Breakdown

Six Months of Using AI as a Search Engine Before I Understood What an Agent Actually Was

28 June 2026

Breakdown

I used AI for six months before I understood what an AI agent actually was. I was treating it like a search engine, typing a question, waiting for the answer, moving on.

The thing I was missing is that a single response and a running process are completely different things. Typing a question and getting an answer is useful. An agent is something else entirely. It takes a goal, works through the steps itself, and keeps going until the job is done. You're not driving every step. You hand it the task once and it figures out the rest.

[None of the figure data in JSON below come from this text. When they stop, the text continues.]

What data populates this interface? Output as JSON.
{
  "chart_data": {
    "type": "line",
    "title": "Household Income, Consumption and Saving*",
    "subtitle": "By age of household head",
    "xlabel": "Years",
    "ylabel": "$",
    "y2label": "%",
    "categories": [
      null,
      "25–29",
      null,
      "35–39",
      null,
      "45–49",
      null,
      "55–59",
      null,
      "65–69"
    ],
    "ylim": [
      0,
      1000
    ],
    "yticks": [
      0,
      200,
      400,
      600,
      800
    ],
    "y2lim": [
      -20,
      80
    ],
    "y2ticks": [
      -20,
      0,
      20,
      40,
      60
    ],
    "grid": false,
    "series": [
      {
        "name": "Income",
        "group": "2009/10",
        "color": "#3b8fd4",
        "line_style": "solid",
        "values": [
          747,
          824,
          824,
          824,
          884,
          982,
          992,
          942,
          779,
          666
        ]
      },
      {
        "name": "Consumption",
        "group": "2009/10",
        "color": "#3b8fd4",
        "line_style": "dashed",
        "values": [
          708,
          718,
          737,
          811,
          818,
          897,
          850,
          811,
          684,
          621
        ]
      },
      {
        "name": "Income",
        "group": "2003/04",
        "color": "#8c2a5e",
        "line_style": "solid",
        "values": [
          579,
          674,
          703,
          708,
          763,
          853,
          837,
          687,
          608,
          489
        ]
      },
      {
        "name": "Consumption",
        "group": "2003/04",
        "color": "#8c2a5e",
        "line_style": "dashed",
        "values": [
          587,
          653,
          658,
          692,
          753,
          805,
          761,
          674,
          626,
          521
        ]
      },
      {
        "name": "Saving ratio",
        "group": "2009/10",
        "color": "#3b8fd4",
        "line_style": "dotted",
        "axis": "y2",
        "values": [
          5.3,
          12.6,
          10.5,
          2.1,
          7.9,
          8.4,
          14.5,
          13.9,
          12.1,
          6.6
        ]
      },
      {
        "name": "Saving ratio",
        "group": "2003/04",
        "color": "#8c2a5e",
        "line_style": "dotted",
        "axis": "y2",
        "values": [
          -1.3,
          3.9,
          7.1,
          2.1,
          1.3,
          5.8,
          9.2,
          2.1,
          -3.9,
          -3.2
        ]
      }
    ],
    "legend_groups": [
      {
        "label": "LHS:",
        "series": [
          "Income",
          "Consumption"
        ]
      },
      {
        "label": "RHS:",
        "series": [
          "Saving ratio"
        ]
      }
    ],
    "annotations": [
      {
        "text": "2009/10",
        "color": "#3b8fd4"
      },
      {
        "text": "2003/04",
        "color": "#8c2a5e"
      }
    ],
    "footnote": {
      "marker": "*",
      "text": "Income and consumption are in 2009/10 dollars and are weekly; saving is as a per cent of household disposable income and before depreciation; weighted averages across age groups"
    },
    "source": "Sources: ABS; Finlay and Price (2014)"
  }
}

Here's how the loop actually works. You give the agent a task. It decides whether to answer immediately or use a tool. That tool could be your calendar, your cashflow data from Xero, or a live web search. The tool returns a result. The agent looks at that result and decides whether the job is done or whether it needs another step. It keeps going until it has what it needs, then it delivers the output.

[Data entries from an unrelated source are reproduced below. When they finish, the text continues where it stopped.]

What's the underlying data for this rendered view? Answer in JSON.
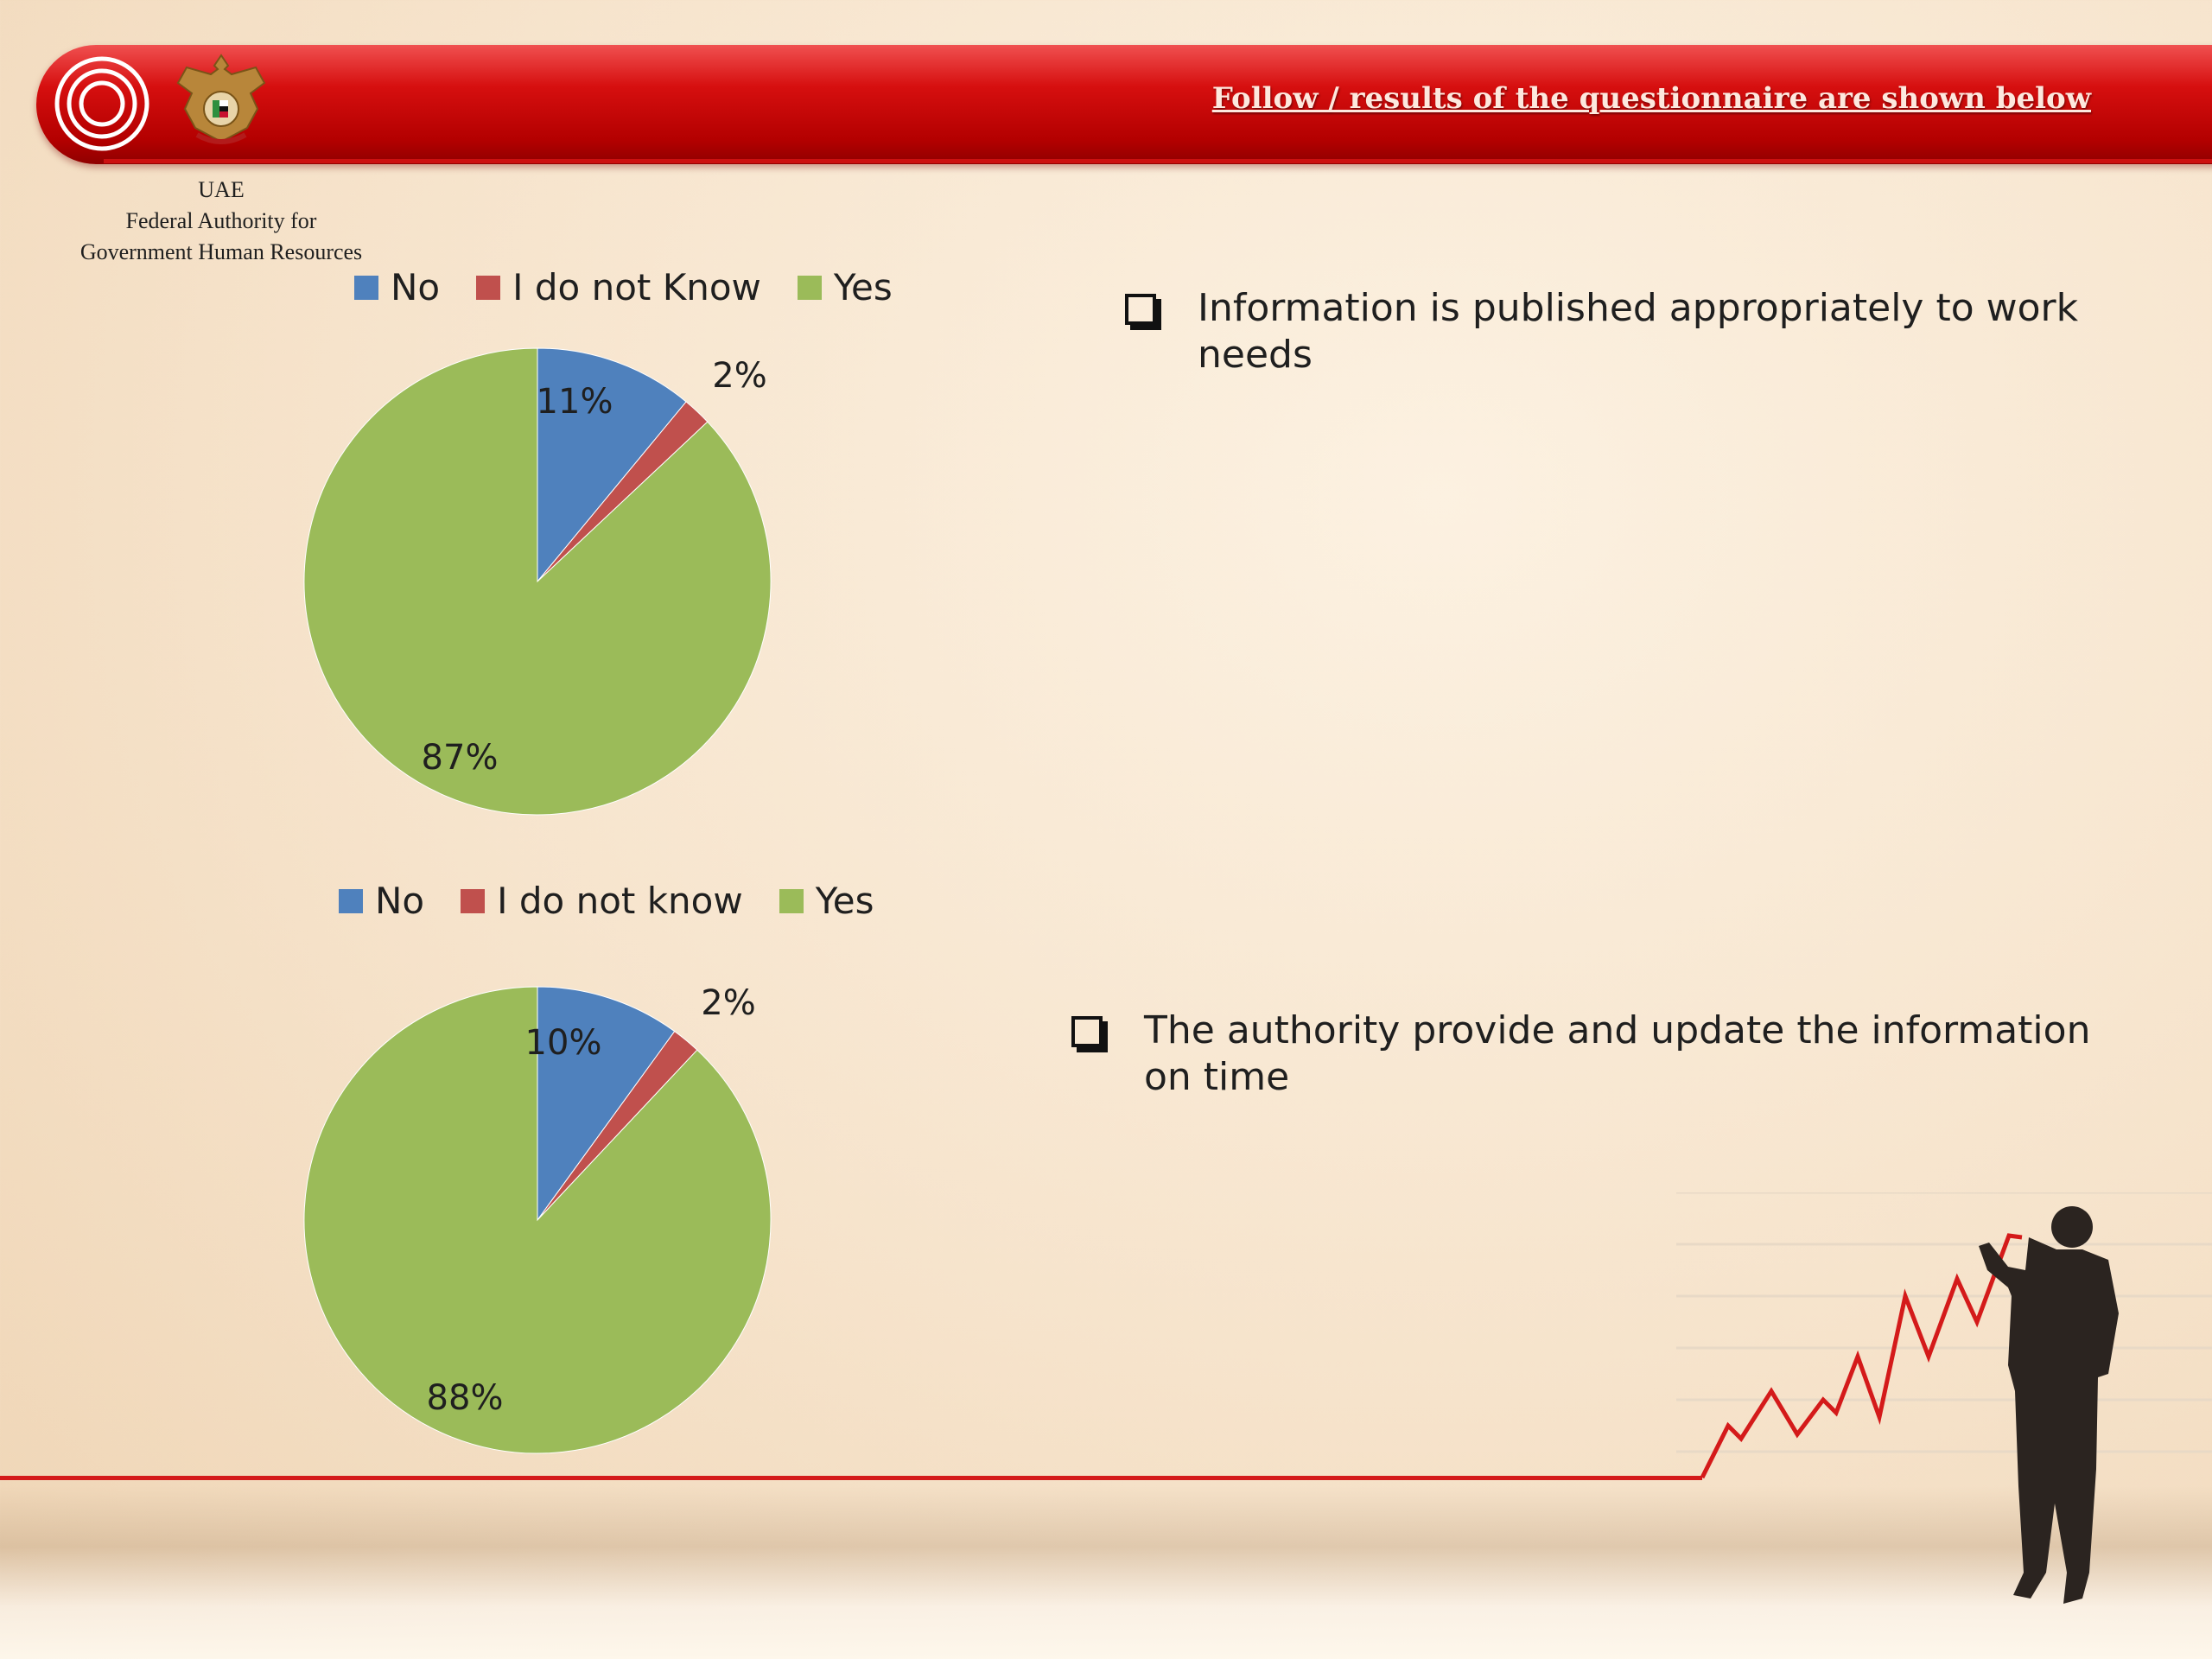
{
  "header": {
    "title": "Follow / results of the questionnaire are shown below"
  },
  "organization": {
    "line1": "UAE",
    "line2": "Federal Authority for",
    "line3": "Government Human Resources"
  },
  "colors": {
    "no": "#4f81bd",
    "dont_know": "#c0504d",
    "yes": "#9bbb59",
    "header_red": "#c80000"
  },
  "icons": {
    "logo": "concentric-circles-logo",
    "emblem": "uae-emblem",
    "checkbox": "checkbox-icon",
    "figure": "businessman-drawing-chart-illustration"
  },
  "questions": [
    {
      "text": "Information is published appropriately to work needs"
    },
    {
      "text": "The authority provide and update the information on time"
    }
  ],
  "chart_data": [
    {
      "type": "pie",
      "title": "",
      "legend_position": "top",
      "labels": [
        "No",
        "I do not Know",
        "Yes"
      ],
      "values": [
        11,
        2,
        87
      ],
      "data_labels": [
        "11%",
        "2%",
        "87%"
      ]
    },
    {
      "type": "pie",
      "title": "",
      "legend_position": "top",
      "labels": [
        "No",
        "I do not know",
        "Yes"
      ],
      "values": [
        10,
        2,
        88
      ],
      "data_labels": [
        "10%",
        "2%",
        "88%"
      ]
    }
  ]
}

For a small business owner, that loop is where the real value sits. I've used agents to run Monday client reviews, pull weekly cashflow summaries, and triage the inbox before I sit down at my desk. The output is already in a folder. The process already ran. I'm reviewing, not doing.

The shift from using AI as a search engine to using it as a process runner took me longer than it should have. Once I built one agent properly, I saw the difference in the first week. The work still gets done. I just stop being the one who has to drive every step.

Pick one task that involves more than one step, write down what you want to see at the end, and hand it to an agent on a schedule.